U.S. job growth slowed more than expected in July and an unexpected rise in the unemployment rate pointed to some slack in the labor market that could give the Federal Reserve room to keep interest rates low for a while.

Economists polled by Reuters had expected payrolls to increase 233,000 last month and the unemployment rate to hold steady at 6.1 percent.

July marked the sixth straight month that employment has expanded by more than 200,000 jobs, a stretch last seen in 1997. The one tenth of a percentage point increase in the unemployment rate to 6.2 percent came as more people entered the labor market, a sign of confidence in the job market.

Fed officials on Wednesday cautioned that “significant” slack remained, signaling patience on the rate front.

The cooling in hiring is unlikely to change perceptions about strong economic growth in the third quarter.

My opinion: I’m not convinced at all that adding 209,000 jobs in July should be viewed as a “slowing” or “cooling”.  As quoted from the article above, “July marked the sixth straight month that employment has expanded by more than 200,000 jobs, a stretch last seen in 1997.” That would be like a team winning six straight championships but since they only won the last one by a few points they aren’t as good anymore… Not to mention both May and June were revised up another 15,000.

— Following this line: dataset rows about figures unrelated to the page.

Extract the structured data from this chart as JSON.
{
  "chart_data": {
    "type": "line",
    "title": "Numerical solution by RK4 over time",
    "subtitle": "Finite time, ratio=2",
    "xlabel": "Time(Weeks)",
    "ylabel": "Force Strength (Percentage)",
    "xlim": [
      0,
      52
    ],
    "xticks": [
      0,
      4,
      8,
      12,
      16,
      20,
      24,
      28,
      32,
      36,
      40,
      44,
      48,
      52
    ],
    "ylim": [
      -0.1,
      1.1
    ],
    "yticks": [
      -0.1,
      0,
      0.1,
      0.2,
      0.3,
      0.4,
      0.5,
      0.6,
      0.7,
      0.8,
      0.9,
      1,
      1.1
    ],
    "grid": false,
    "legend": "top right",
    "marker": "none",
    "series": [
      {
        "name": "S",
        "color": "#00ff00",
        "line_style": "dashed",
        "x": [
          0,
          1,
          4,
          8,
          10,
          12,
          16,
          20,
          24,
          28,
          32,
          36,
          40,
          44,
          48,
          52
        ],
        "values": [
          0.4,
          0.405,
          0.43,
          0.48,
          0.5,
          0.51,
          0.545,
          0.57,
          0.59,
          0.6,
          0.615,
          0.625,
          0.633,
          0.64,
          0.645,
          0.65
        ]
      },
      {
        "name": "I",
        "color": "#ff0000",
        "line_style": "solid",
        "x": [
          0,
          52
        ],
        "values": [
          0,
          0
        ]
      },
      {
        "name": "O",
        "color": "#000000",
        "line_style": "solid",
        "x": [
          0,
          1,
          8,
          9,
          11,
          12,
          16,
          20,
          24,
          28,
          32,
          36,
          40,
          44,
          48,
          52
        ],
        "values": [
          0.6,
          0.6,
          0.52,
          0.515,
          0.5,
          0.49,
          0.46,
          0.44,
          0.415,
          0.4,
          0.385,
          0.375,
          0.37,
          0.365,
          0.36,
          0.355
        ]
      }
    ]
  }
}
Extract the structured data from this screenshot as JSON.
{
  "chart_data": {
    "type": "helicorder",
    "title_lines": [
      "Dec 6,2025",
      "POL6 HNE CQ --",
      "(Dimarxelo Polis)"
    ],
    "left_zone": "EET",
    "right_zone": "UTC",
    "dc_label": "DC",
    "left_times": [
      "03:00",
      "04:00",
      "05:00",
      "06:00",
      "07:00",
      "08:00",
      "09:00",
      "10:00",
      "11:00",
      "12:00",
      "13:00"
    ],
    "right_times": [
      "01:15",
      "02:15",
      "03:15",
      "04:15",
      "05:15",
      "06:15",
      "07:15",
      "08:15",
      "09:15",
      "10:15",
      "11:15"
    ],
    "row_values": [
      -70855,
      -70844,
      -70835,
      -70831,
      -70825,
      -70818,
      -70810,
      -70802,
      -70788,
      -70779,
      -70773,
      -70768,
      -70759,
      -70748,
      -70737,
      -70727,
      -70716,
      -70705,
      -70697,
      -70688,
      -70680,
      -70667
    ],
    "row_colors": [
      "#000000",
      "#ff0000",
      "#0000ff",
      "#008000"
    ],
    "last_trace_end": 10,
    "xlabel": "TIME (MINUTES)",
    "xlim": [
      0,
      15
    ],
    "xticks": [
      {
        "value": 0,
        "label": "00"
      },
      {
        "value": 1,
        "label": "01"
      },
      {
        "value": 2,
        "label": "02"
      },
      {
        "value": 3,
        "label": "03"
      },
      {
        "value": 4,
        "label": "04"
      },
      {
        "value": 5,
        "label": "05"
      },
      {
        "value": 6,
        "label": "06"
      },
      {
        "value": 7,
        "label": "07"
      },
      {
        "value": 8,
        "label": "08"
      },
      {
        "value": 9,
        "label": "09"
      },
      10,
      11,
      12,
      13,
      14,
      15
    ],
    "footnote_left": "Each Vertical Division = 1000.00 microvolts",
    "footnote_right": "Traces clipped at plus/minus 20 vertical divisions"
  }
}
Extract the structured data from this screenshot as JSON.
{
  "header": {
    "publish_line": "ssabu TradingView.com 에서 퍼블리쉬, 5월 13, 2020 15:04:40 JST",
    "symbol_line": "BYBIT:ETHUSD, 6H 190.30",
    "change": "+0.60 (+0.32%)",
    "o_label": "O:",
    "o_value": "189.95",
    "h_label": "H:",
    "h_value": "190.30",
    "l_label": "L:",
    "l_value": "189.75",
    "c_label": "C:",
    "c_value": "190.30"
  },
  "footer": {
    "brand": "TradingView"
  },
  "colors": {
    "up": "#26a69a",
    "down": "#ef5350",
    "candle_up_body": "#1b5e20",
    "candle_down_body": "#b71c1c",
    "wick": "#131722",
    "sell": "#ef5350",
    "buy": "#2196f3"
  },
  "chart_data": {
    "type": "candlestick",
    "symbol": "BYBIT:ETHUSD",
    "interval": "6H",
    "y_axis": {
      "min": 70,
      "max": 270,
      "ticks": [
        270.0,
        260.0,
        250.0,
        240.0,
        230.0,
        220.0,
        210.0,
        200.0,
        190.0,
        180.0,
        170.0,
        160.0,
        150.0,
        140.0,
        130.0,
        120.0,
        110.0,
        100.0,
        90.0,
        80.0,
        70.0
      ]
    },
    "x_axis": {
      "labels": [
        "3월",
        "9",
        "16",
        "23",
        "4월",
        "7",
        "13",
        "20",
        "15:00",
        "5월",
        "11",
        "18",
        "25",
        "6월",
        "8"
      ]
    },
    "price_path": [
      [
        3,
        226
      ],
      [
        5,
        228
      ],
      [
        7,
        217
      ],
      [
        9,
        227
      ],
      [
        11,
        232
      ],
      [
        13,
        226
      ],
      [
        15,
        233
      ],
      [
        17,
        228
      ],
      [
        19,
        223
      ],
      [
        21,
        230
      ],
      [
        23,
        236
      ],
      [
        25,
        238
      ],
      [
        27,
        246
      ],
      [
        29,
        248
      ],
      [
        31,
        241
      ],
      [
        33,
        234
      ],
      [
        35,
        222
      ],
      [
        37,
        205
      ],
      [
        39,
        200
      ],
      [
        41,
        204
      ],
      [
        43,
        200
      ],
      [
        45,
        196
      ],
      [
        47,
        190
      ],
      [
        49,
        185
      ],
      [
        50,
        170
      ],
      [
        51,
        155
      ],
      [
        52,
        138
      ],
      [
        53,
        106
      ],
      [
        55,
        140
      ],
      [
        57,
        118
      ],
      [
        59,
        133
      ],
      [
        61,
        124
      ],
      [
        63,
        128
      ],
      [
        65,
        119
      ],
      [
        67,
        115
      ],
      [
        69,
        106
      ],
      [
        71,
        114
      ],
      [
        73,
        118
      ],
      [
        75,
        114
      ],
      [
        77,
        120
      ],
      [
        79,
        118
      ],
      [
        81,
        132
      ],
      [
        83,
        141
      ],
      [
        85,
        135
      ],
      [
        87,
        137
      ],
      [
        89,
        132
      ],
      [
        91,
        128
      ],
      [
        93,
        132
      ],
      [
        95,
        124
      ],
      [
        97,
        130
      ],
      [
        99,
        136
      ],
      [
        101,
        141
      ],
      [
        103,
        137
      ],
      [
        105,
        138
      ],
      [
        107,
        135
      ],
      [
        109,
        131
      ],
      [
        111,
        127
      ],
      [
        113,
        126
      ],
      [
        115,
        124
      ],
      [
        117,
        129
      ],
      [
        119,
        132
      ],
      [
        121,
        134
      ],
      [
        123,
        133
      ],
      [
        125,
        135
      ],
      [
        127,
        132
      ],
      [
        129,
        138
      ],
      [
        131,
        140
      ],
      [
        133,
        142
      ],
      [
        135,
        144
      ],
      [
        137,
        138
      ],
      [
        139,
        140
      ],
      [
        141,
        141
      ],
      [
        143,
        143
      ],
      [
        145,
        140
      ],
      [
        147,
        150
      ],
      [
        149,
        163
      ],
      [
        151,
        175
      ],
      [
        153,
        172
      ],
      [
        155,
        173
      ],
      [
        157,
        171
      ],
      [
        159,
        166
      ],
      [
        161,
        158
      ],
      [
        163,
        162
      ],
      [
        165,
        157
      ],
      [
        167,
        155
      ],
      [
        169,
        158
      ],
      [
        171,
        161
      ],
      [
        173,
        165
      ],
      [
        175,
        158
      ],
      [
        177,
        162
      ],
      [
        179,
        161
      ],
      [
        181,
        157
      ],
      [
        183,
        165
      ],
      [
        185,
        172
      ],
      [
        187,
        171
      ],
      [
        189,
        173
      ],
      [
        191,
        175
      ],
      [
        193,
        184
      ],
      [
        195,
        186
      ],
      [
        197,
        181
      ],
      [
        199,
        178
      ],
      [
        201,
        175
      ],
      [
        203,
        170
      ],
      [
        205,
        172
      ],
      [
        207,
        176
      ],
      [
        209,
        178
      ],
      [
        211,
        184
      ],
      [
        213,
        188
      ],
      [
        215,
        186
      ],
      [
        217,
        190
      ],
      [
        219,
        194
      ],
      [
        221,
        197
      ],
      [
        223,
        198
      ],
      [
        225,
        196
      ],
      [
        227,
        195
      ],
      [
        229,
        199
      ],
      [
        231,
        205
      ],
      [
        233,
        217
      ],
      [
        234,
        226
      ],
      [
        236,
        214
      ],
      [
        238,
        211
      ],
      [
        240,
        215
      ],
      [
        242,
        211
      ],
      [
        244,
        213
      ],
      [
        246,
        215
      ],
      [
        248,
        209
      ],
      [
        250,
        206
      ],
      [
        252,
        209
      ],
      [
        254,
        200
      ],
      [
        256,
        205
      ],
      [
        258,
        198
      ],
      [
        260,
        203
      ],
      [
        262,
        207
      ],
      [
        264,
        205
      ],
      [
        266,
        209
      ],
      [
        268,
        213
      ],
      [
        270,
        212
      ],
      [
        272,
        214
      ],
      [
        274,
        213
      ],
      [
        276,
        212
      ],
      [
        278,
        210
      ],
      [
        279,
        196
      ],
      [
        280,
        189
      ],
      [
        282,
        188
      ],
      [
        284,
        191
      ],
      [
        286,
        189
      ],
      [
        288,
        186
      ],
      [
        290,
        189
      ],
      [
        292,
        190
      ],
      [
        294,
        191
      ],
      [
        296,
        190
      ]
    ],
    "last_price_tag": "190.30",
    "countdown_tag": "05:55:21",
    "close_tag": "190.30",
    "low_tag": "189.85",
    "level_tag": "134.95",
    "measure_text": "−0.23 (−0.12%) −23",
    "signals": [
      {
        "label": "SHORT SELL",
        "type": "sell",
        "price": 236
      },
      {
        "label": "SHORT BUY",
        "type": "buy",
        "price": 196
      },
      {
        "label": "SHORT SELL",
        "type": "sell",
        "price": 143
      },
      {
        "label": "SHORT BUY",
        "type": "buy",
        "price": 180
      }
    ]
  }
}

Turning to the unemployment rate .1% uptick — here is another positive sign as it signals people reentering the job market. One of the biggest concerns for the Fed right now (if not THE biggest concern) is the slack in the labor market.  Increasing payrolls by 209k while the unemployment rate ticks up means there are still tons of people being unaccounted for in the labor market, yet that slack is tightening.

Which brings me us to the wage issue.  Since the supply of labor is so enormous compared to the demand, there is no reason for employers to compete for labor based on wages.  When the supply of labor becomes less abundant we will begin to see wages increase.  And based on the estimates for when the Fed is expected to increase interest rates, it appears the prediction for the slack to dissolve and wages to increase is roughly half way through 2015.